Kraus’s evening began according to plan. She walked to her station, dropped her bag, and pulled the fire alarm — but then Kraus noticed a security guard passed out at her desk, unmoving despite the noise. Kraus spent several moments trying to wake her, only running at the last moment. Kraus managed to escape the bomb’s blast radius, but only barely. The force of the explosion knocked her to the pavement; she landed on her chin, breaking her front two teeth. The police found her bloody and wailing. They arrested her on the spot. Safe in their headquarters, the rest of the New Situationists escaped notice as police tried to contain the mass chaos.

When questioned that evening, Kraus told the arresting officers, senior detectives, and the District Attorney that she would give them everything she knew, then claimed to know very little. Kept in an interrogation room for twelve hours, her jaw swollen and aching, she repeated the same facts over and over again: she didn’t know the names or faces of any New Situationists, except David Wilson and Nicolas Berliner; Berliner and Wilson didn’t participate in planning the bombing and were completely unaware of the plans; she didn’t participate in planning the bombing but did what her superiors told her; she didn’t know the names of her superiors; she didn’t know the faces of her superiors; she didn’t know what they wanted; she didn’t know where they were.

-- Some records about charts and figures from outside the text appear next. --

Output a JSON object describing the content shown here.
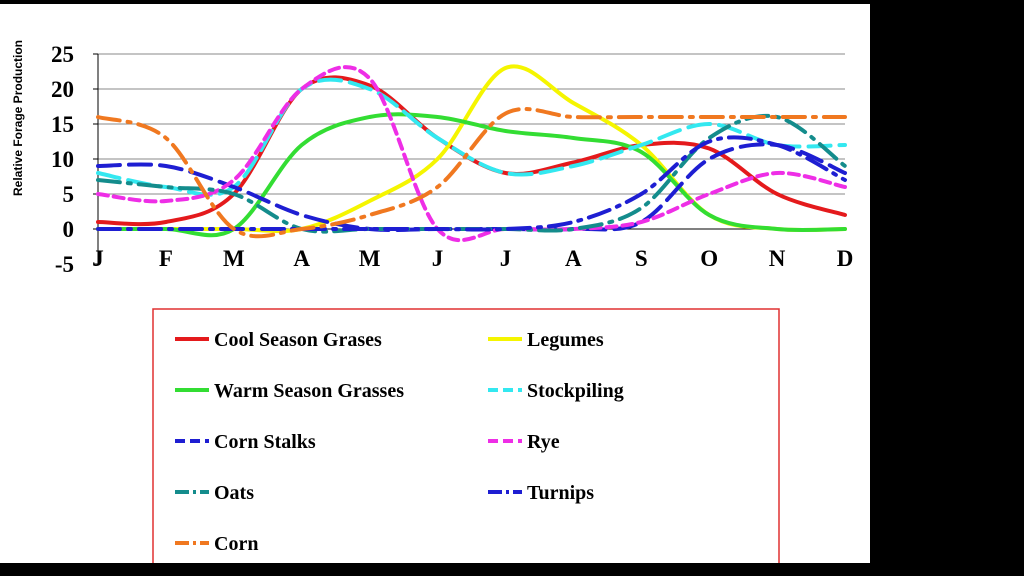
{
  "chart_data": {
    "type": "line",
    "title": "",
    "xlabel": "",
    "ylabel": "Relative Forage Production",
    "categories": [
      "J",
      "F",
      "M",
      "A",
      "M",
      "J",
      "J",
      "A",
      "S",
      "O",
      "N",
      "D"
    ],
    "ylim": [
      -5,
      25
    ],
    "yticks": [
      -5,
      0,
      5,
      10,
      15,
      20,
      25
    ],
    "grid": true,
    "legend_position": "bottom",
    "legend_border_color": "#e03030",
    "series": [
      {
        "name": "Cool Season Grases",
        "color": "#e41a1c",
        "dash": "solid",
        "values": [
          1,
          1,
          5,
          20,
          20.5,
          13,
          8,
          9.5,
          12,
          11.5,
          5,
          2
        ]
      },
      {
        "name": "Legumes",
        "color": "#f5f500",
        "dash": "solid",
        "values": [
          0,
          0,
          0,
          0,
          4,
          10,
          23,
          18,
          12,
          2,
          0,
          0
        ]
      },
      {
        "name": "Warm Season Grasses",
        "color": "#33dd33",
        "dash": "solid",
        "values": [
          0,
          0,
          0,
          12,
          16,
          16,
          14,
          13,
          11,
          2,
          0,
          0
        ]
      },
      {
        "name": "Stockpiling",
        "color": "#33e8f0",
        "dash": "longdash",
        "values": [
          8,
          6,
          6,
          20,
          20,
          13,
          8,
          9,
          12,
          15,
          12,
          12
        ]
      },
      {
        "name": "Corn Stalks",
        "color": "#1e1ed2",
        "dash": "longdash",
        "values": [
          9,
          9,
          6,
          2,
          0,
          0,
          0,
          0,
          1,
          10,
          12,
          8
        ]
      },
      {
        "name": "Rye",
        "color": "#ee2ee6",
        "dash": "dash",
        "values": [
          5,
          4,
          7,
          20,
          21.5,
          0,
          0,
          0,
          1,
          5,
          8,
          6
        ]
      },
      {
        "name": "Oats",
        "color": "#148c8c",
        "dash": "dashdot",
        "values": [
          7,
          6,
          5,
          0,
          0,
          0,
          0,
          0,
          3,
          13,
          16,
          9
        ]
      },
      {
        "name": "Turnips",
        "color": "#1e1ed2",
        "dash": "dashdot",
        "values": [
          0,
          0,
          0,
          0,
          0,
          0,
          0,
          1,
          5,
          12.5,
          12,
          7
        ]
      },
      {
        "name": "Corn",
        "color": "#f07820",
        "dash": "dashdot",
        "values": [
          16,
          13,
          0,
          0,
          2,
          6,
          16.5,
          16,
          16,
          16,
          16,
          16
        ]
      }
    ]
  }
}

She ate three peanut butter and jelly sandwiches, drank three cans of Diet Coke, and took four bathroom breaks. She waited until the eighth hour of her interrogation to ask to speak to an attorney.

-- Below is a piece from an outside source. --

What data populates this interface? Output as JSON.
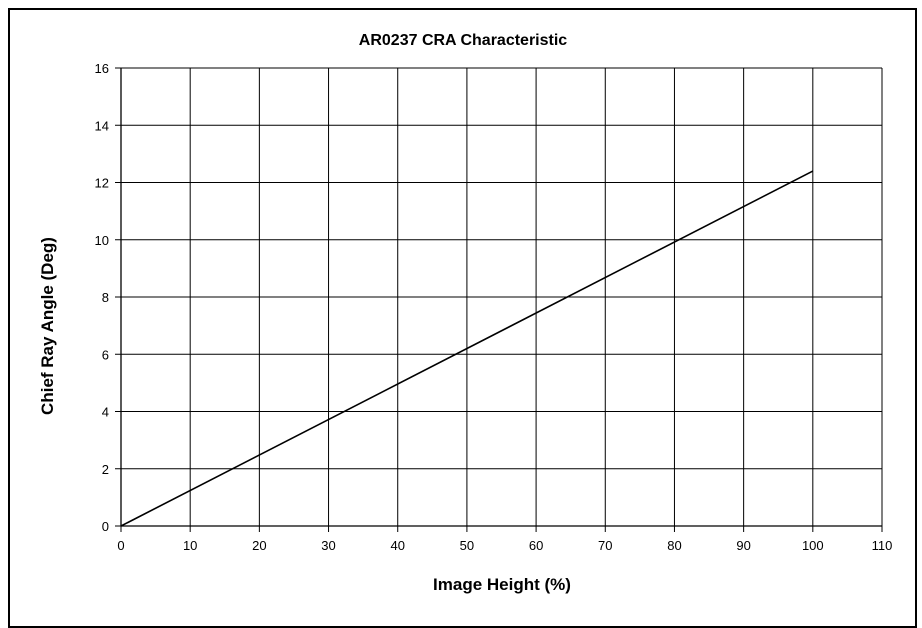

The Chicago Tribune sent the manifesto they received to the CPD and published it alongside the report of the bombings. The CPD arrested Wilson and Berliner. Wilson lawyered up immediately and refused to say anything except “I didn’t have anything to do with that.” Panicking, Berliner talked a lot, but the more he said the more it became clear to the detectives and the DA that he had no information. Berliner’s mother and grandmother provided an alibi, as did the classmate who had stayed up with him past 4 a.m., playing Halo 2 over the Internet. Wilson had spent the night at his girlfriend’s apartment, which had a doorman and security cameras. The detectives wanted to charge both Berliner and Wilson anyway, but the DA decided to focus on Kraus.

The Grand Jury proceeding that anticipated Kraus’s criminal trial was something of a surprise in the hubbub it caused. The DA, the defense attorneys, the judge, and the court reporters all expected Wilson to refuse to speak, and to serve some jail time as a result. No one expected Berliner to do the same, but sometime between his arrest and the Grand Jury, Berliner got with the New Situationist program. He sat stone-faced and unspeaking in the witness stand. The judge called a recess; Berliner’s attorney took him into a small conference room in the building, and Dana and Raulson both begged Berliner to talk. He refused to speak even to them. The judge cut him some slack, due to his age and because she considered him a victim of sexual assault (statutory rape). Berliner spent the next five months in a juvenile detention facility; he was released the day he turned eighteen.

Kraus pleaded not guilty to her one count each of involuntary manslaughter and property destruction, against her lawyer’s wishes. The jury found her guilty on both counts. The judge sentenced her to life in prison, without the possibility of parole for twenty-five years. In her ten years of incarceration so far, she’s agreed only to two interviews, the aforementioned one with Anna Kirkpatrick, during which she expressed remorse for the life she took but excitement that the city took the opportunity to “better the property” she had damaged by building an improved new station. The second interview, actually a series of interviews, was with me, toward the end of the assembling of this book. She spoke to me because Berliner negotiated the meeting.